Title:Graviton scattering on self-dual black holes

Abstract:The computation of gravitational wave scattering on black hole spacetimes is an extremely hard problem, typically requiring approximation schemes which either treat the black hole perturbatively or are only amenable to numerical techniques. In this paper, we consider linearised gravitational waves (or gravitons) scattering on the self-dual analogue of a black hole: namely, the self-dual Taub-NUT metric. Using the hidden integrability of the self-dual sector, we can solve the linearised Einstein equations on these self-dual black hole backgrounds exactly in terms of simple, explicit quasi-momentum eigenstates.
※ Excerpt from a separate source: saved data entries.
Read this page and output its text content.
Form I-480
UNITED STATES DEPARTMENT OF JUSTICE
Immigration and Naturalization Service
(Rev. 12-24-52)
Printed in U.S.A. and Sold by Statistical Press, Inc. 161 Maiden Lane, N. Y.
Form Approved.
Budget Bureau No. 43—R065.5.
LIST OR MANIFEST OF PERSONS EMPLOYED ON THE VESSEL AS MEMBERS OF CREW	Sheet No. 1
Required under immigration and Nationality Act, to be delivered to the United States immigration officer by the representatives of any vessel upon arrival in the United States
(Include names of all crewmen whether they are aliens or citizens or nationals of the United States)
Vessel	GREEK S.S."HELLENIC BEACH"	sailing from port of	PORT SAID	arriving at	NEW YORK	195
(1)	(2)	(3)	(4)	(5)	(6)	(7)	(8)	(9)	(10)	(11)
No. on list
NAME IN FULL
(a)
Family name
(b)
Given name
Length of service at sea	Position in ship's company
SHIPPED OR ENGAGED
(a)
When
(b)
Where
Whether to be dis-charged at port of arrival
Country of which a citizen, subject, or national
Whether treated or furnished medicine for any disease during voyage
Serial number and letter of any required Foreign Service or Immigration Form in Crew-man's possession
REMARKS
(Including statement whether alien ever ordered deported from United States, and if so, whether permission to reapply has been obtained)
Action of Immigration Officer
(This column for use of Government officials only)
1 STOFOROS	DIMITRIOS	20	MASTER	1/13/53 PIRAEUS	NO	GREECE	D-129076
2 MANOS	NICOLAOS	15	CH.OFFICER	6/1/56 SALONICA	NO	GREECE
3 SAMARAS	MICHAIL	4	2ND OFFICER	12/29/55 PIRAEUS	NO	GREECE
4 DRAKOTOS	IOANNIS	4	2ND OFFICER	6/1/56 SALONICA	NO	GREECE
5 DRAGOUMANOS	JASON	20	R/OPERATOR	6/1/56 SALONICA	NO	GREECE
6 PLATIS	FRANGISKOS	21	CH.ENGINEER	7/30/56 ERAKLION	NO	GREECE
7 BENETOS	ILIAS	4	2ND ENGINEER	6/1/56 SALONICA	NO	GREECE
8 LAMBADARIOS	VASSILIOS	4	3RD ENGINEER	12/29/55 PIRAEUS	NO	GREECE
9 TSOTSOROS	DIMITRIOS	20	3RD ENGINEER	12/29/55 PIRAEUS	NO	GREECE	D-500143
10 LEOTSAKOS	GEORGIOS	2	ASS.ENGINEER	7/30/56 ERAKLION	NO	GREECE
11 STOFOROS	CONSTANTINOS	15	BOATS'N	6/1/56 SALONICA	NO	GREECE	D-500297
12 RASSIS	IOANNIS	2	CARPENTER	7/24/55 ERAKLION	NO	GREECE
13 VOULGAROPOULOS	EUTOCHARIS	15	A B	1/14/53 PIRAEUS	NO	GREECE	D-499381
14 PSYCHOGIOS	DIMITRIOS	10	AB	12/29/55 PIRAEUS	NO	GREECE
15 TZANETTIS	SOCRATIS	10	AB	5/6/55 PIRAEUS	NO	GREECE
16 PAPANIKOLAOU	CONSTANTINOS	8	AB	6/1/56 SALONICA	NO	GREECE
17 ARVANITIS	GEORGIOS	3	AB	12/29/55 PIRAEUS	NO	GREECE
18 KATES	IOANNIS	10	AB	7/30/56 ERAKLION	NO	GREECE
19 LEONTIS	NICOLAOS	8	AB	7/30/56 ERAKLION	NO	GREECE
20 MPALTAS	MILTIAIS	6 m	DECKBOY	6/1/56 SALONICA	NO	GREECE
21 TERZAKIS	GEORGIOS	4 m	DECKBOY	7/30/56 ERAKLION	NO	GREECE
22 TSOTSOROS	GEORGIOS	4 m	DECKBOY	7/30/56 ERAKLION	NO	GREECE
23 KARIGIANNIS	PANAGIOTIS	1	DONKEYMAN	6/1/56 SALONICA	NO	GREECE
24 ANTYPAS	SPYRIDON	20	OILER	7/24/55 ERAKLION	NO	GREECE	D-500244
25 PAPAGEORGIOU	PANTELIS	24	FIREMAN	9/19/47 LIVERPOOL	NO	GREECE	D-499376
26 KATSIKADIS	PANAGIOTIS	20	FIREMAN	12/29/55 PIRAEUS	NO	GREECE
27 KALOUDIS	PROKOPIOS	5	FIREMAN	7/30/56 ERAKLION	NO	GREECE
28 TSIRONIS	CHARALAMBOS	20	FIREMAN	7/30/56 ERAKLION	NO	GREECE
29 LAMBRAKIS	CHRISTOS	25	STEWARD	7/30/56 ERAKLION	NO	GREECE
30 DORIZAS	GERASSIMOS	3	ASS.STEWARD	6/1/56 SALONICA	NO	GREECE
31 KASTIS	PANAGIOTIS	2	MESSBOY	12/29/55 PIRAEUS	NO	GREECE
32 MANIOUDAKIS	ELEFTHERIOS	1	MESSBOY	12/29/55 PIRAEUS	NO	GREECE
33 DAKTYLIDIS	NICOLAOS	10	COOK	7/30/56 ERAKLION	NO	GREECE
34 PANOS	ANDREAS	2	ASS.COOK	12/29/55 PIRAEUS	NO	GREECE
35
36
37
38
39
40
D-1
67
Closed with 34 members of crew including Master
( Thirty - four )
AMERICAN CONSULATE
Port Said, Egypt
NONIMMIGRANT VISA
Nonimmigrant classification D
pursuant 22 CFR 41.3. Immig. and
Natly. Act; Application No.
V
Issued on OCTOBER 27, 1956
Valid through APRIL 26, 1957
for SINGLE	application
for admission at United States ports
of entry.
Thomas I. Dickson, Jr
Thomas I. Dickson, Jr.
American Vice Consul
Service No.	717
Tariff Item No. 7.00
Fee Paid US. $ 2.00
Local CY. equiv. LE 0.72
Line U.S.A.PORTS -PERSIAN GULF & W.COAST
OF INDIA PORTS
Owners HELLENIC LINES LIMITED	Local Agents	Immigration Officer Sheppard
Using a description of the self-dual Taub-NUT metric and its gravitons in terms of twistor theory, we obtain an explicit formula, exact in the background, for the tree-level maximal helicity violating graviton scattering amplitude at arbitrary multiplicity, with and without spin. This is obtained from the description of the MHV amplitudes in terms of the perturbation theory of a chiral sigma model whose target is the twistor space of the background. The incorporation of spin effects on these backgrounds is a straightforward application of the Newman-Janis shift. We also demonstrate that the holomorphic collinear splitting functions in the self-dual background are equal to those in flat space so that the celestial symmetry algebra is undeformed.